Participants reported 1043 injuries in 14 762 recording days, for an average rate of 70.7 injuries/1000 days (95% CI 66.4–75.1) (table 2). Physical injuries were most common (784 events, rate: 53.1, 95% CI 49.5–57.0). Common physical injuries were musculoskeletal (eg, low-back and shoulder pain); due to patient aggression (eg, patient pinched, punched, kicked or bit staff); or falls to the floor. Although psychological injuries are rarely reported through the ISS, active surveillance detected 238 events for an average rate of 16.1 injuries/1000 days (95% CI 14.1–18.3). Finally, 526 near-misses were recorded (rate: 35.6, 95% CI 32.7–38.8), most referring to potential physical harm (table 2). Common near-misses included: patient trying to hit staff without contact and staff tripping but not falling. We limit the further presentation of results to injuries.
Table 2.
Incident injury and near-misses. N=14 762 recording days, N=927 two-week recording intervals.
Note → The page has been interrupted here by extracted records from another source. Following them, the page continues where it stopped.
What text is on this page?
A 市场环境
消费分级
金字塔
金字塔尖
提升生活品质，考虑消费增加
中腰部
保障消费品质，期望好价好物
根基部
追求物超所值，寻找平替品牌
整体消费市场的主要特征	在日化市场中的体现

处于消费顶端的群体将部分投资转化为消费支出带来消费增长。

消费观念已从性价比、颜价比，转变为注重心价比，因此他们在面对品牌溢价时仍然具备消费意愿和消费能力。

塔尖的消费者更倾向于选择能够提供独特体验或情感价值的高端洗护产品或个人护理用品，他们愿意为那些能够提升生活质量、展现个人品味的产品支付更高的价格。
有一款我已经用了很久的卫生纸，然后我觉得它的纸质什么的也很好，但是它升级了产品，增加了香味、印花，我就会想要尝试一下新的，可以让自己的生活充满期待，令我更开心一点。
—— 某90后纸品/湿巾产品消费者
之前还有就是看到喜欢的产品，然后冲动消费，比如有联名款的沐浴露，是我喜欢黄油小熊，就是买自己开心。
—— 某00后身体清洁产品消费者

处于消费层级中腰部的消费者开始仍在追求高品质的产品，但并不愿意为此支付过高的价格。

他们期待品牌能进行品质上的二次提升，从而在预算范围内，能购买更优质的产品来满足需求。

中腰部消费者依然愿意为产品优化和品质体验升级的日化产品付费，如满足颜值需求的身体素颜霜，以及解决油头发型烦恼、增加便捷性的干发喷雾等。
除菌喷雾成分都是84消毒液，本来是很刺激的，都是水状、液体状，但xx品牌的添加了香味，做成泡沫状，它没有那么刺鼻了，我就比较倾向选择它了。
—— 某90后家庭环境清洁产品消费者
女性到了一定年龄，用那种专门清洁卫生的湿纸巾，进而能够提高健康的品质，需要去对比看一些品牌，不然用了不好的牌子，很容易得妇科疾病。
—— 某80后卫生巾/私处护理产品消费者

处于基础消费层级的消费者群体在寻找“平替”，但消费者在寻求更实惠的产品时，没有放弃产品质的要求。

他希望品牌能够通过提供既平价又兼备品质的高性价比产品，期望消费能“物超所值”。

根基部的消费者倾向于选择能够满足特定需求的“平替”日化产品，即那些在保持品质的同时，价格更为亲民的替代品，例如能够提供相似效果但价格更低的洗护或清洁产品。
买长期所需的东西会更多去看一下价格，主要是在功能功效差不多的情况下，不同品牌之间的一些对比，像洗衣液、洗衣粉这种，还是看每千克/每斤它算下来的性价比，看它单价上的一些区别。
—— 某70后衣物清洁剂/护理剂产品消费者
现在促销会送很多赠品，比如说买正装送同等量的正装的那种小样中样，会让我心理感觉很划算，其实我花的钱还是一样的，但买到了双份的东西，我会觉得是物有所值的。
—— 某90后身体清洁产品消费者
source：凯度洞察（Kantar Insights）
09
| Event type | Injuries reported | Rate per 1000 days | 95% CI |
|---|---|---|---|
| All injuries combined | 1043 | 70.7 | 66.4–75.1 |
| Physical | 784 | 53.1 | 49.5–57.0 |
| Psychological | 238 | 16.1 | 14.1–18.3 |
| Bodily fluid exposure | 21 | 1.4 | 0.9–2.2 |
| All near-misses combined | 526 | 35.6 | 32.7–38.8 |
| Physical | 480 | 32.5 | 29.7–35.6 |
| Bodily fluid exposure | 38 | 2.6 | 1.8–3.5 |
| Other | 8 | 0.5 | 0.2–1.0 |
[CI=confidence interval]
Physical injury rates varied by baseline characteristics (table 3): staff between 30–34 years of age (95.4, 95% CI 84.2–107.8) and women (57.4, 95% CI 53.3–61.8) had relatively high rates, whereas African-American employees experienced lower rates (23.0, 95% CI 16.8–30.7) compared to other groups. The incidence of physical injuries increased with level of education and was highest among employees with post-graduate education (107.3, 95% CI 90.0–127.0). Rates were high among employees who never married (69.1, 95% CI 63.3–75.3) or had no dependents (70.4, 95% CI 64.9–76.2). Physical injury rates were similar in psych units and med/surg units, and PCA experienced lower rates than the other job groups (23.9, 95% CI 17.8–31.3). Physical injury rates were significantly associated with all characteristics except unit of employment.
Table 3.
Physical and psychological incident injuries (rate per 1000 days). N=14 762 recording days, N=927 two-week recording intervals.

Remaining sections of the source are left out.